She's had a short little life, but it sounds like it has been filled with love.


----------



## MowMow (Nov 6, 2010)

For me, it is when their quality of life is no longer at a level where I would want to live. 

It's a horrible decision to have to make and I'm so sorry you have to make it. Marie is right though, you've filled her short life with love and care and that's a great gift to give her.


----------



## maggie23 (Mar 10, 2012)

so sorry to hear about your little Mel. i think marie and mowmow said it all, though. i will be thinking of you.


----------



## AnnieH (Jun 9, 2012)

So sorry about your cat. I've had to put down a pet in the past and I can say that it's the hardest thing I've ever done in my life. I always think that if I were an actress and had to cry on queue, I could just by thinking back to that day. But, in the end, it was the best thing for Peanuts. He was in pain and suffering. I think when they are suffering, you have to be strong enough to know when it's time to do what's best for them. It's obvious how much you love your kitty - you'll know when it's time.


----------



## my5kitties (Sep 13, 2005)

If Mel is severely anemic, then don't wait. Do the humane thing and euthanize her. I lost my Smokey, who was FeLV/FIV+ on January 14, 2011. He too was severely anemic and had lost his appetite. We took him to the vet earlier in the day and she gave him a shot of Vitamin b12 and Epogen.
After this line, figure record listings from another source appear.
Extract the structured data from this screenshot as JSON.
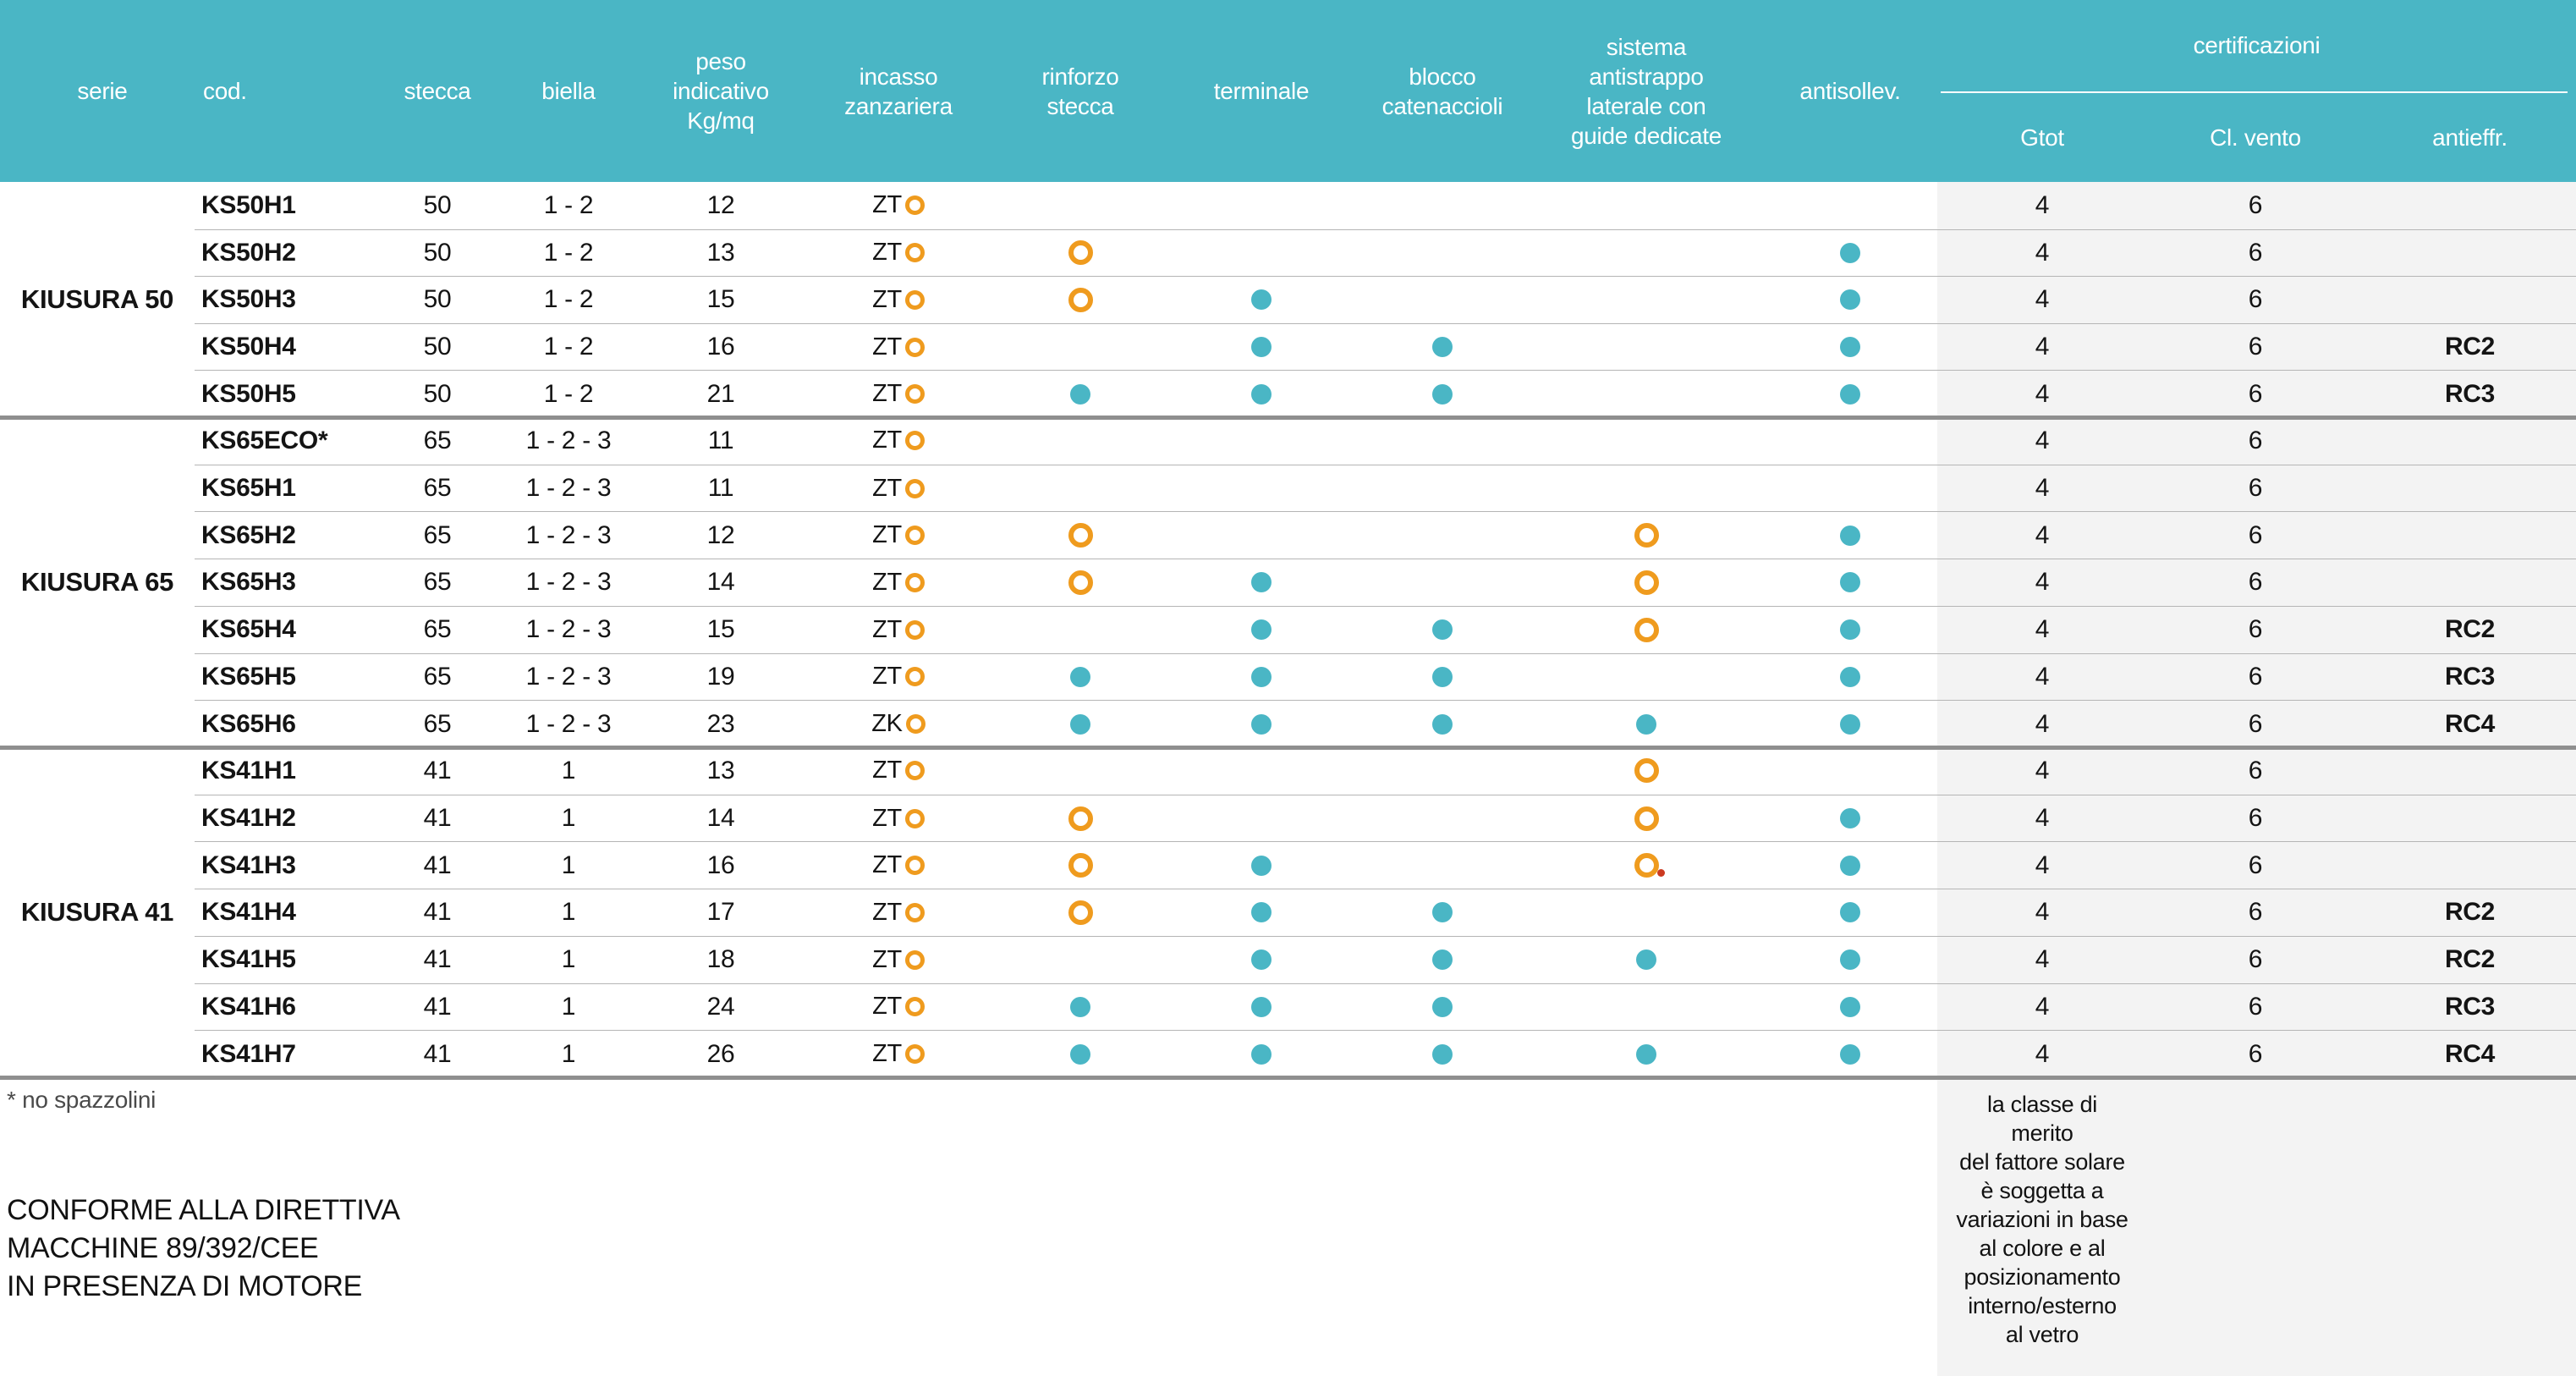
{
  "colors": {
    "accent_teal": "#4ab6c5",
    "accent_orange": "#ef9b1e",
    "red_mark": "#cc3a21",
    "cert_bg": "#f3f3f3"
  },
  "table": {
    "headers": {
      "serie": "serie",
      "cod": "cod.",
      "stecca": "stecca",
      "biella": "biella",
      "peso": "peso\nindicativo\nKg/mq",
      "incasso": "incasso\nzanzariera",
      "rinforzo": "rinforzo\nstecca",
      "terminale": "terminale",
      "blocco": "blocco\ncatenaccioli",
      "sistema": "sistema\nantistrappo\nlaterale con\nguide dedicate",
      "antisollev": "antisollev.",
      "certificazioni": "certificazioni",
      "gtot": "Gtot",
      "vento": "Cl. vento",
      "antieffr": "antieffr."
    },
    "groups": [
      {
        "serie": "KIUSURA 50",
        "rows": [
          {
            "cod": "KS50H1",
            "stecca": "50",
            "biella": "1 - 2",
            "peso": "12",
            "incasso": "ZT",
            "rinforzo": "",
            "terminale": "",
            "blocco": "",
            "sistema": "",
            "antisollev": "",
            "gtot": "4",
            "vento": "6",
            "antieffr": ""
          },
          {
            "cod": "KS50H2",
            "stecca": "50",
            "biella": "1 - 2",
            "peso": "13",
            "incasso": "ZT",
            "rinforzo": "ring",
            "terminale": "",
            "blocco": "",
            "sistema": "",
            "antisollev": "dot",
            "gtot": "4",
            "vento": "6",
            "antieffr": ""
          },
          {
            "cod": "KS50H3",
            "stecca": "50",
            "biella": "1 - 2",
            "peso": "15",
            "incasso": "ZT",
            "rinforzo": "ring",
            "terminale": "dot",
            "blocco": "",
            "sistema": "",
            "antisollev": "dot",
            "gtot": "4",
            "vento": "6",
            "antieffr": ""
          },
          {
            "cod": "KS50H4",
            "stecca": "50",
            "biella": "1 - 2",
            "peso": "16",
            "incasso": "ZT",
            "rinforzo": "",
            "terminale": "dot",
            "blocco": "dot",
            "sistema": "",
            "antisollev": "dot",
            "gtot": "4",
            "vento": "6",
            "antieffr": "RC2"
          },
          {
            "cod": "KS50H5",
            "stecca": "50",
            "biella": "1 - 2",
            "peso": "21",
            "incasso": "ZT",
            "rinforzo": "dot",
            "terminale": "dot",
            "blocco": "dot",
            "sistema": "",
            "antisollev": "dot",
            "gtot": "4",
            "vento": "6",
            "antieffr": "RC3"
          }
        ]
      },
      {
        "serie": "KIUSURA 65",
        "rows": [
          {
            "cod": "KS65ECO*",
            "stecca": "65",
            "biella": "1 - 2 - 3",
            "peso": "11",
            "incasso": "ZT",
            "rinforzo": "",
            "terminale": "",
            "blocco": "",
            "sistema": "",
            "antisollev": "",
            "gtot": "4",
            "vento": "6",
            "antieffr": ""
          },
          {
            "cod": "KS65H1",
            "stecca": "65",
            "biella": "1 - 2 - 3",
            "peso": "11",
            "incasso": "ZT",
            "rinforzo": "",
            "terminale": "",
            "blocco": "",
            "sistema": "",
            "antisollev": "",
            "gtot": "4",
            "vento": "6",
            "antieffr": ""
          },
          {
            "cod": "KS65H2",
            "stecca": "65",
            "biella": "1 - 2 - 3",
            "peso": "12",
            "incasso": "ZT",
            "rinforzo": "ring",
            "terminale": "",
            "blocco": "",
            "sistema": "ring",
            "antisollev": "dot",
            "gtot": "4",
            "vento": "6",
            "antieffr": ""
          },
          {
            "cod": "KS65H3",
            "stecca": "65",
            "biella": "1 - 2 - 3",
            "peso": "14",
            "incasso": "ZT",
            "rinforzo": "ring",
            "terminale": "dot",
            "blocco": "",
            "sistema": "ring",
            "antisollev": "dot",
            "gtot": "4",
            "vento": "6",
            "antieffr": ""
          },
          {
            "cod": "KS65H4",
            "stecca": "65",
            "biella": "1 - 2 - 3",
            "peso": "15",
            "incasso": "ZT",
            "rinforzo": "",
            "terminale": "dot",
            "blocco": "dot",
            "sistema": "ring",
            "antisollev": "dot",
            "gtot": "4",
            "vento": "6",
            "antieffr": "RC2"
          },
          {
            "cod": "KS65H5",
            "stecca": "65",
            "biella": "1 - 2 - 3",
            "peso": "19",
            "incasso": "ZT",
            "rinforzo": "dot",
            "terminale": "dot",
            "blocco": "dot",
            "sistema": "",
            "antisollev": "dot",
            "gtot": "4",
            "vento": "6",
            "antieffr": "RC3"
          },
          {
            "cod": "KS65H6",
            "stecca": "65",
            "biella": "1 - 2 - 3",
            "peso": "23",
            "incasso": "ZK",
            "rinforzo": "dot",
            "terminale": "dot",
            "blocco": "dot",
            "sistema": "dot",
            "antisollev": "dot",
            "gtot": "4",
            "vento": "6",
            "antieffr": "RC4"
          }
        ]
      },
      {
        "serie": "KIUSURA 41",
        "rows": [
          {
            "cod": "KS41H1",
            "stecca": "41",
            "biella": "1",
            "peso": "13",
            "incasso": "ZT",
            "rinforzo": "",
            "terminale": "",
            "blocco": "",
            "sistema": "ring",
            "antisollev": "",
            "gtot": "4",
            "vento": "6",
            "antieffr": ""
          },
          {
            "cod": "KS41H2",
            "stecca": "41",
            "biella": "1",
            "peso": "14",
            "incasso": "ZT",
            "rinforzo": "ring",
            "terminale": "",
            "blocco": "",
            "sistema": "ring",
            "antisollev": "dot",
            "gtot": "4",
            "vento": "6",
            "antieffr": ""
          },
          {
            "cod": "KS41H3",
            "stecca": "41",
            "biella": "1",
            "peso": "16",
            "incasso": "ZT",
            "rinforzo": "ring",
            "terminale": "dot",
            "blocco": "",
            "sistema": "ring_red",
            "antisollev": "dot",
            "gtot": "4",
            "vento": "6",
            "antieffr": ""
          },
          {
            "cod": "KS41H4",
            "stecca": "41",
            "biella": "1",
            "peso": "17",
            "incasso": "ZT",
            "rinforzo": "ring",
            "terminale": "dot",
            "blocco": "dot",
            "sistema": "",
            "antisollev": "dot",
            "gtot": "4",
            "vento": "6",
            "antieffr": "RC2"
          },
          {
            "cod": "KS41H5",
            "stecca": "41",
            "biella": "1",
            "peso": "18",
            "incasso": "ZT",
            "rinforzo": "",
            "terminale": "dot",
            "blocco": "dot",
            "sistema": "dot",
            "antisollev": "dot",
            "gtot": "4",
            "vento": "6",
            "antieffr": "RC2"
          },
          {
            "cod": "KS41H6",
            "stecca": "41",
            "biella": "1",
            "peso": "24",
            "incasso": "ZT",
            "rinforzo": "dot",
            "terminale": "dot",
            "blocco": "dot",
            "sistema": "",
            "antisollev": "dot",
            "gtot": "4",
            "vento": "6",
            "antieffr": "RC3"
          },
          {
            "cod": "KS41H7",
            "stecca": "41",
            "biella": "1",
            "peso": "26",
            "incasso": "ZT",
            "rinforzo": "dot",
            "terminale": "dot",
            "blocco": "dot",
            "sistema": "dot",
            "antisollev": "dot",
            "gtot": "4",
            "vento": "6",
            "antieffr": "RC4"
          }
        ]
      }
    ]
  },
  "footer": {
    "note_asterisk": "* no spazzolini",
    "directive": "CONFORME ALLA DIRETTIVA\nMACCHINE 89/392/CEE\nIN PRESENZA DI MOTORE",
    "solar_note": "la classe di\nmerito\ndel fattore solare\nè soggetta a\nvariazioni in base\nal colore e al\nposizionamento\ninterno/esterno\nal vetro"
  }
}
He perked up, but his body was too weak. He went into cardiac arrest later that same evening and had to be rushed to the emergency vet. I opted to have him euthanized because his body was so weak and if he had recovered from the cardiac arrest, his quality of life would have greatly been reduced. Please, don't let your sweet Mel suffer anymore. Cardiac arrest is not pretty and to this day, I'm still haunted by the image of my baby boy thrashing around under our kitchen table. He was just two months shy of his second birthday.


----------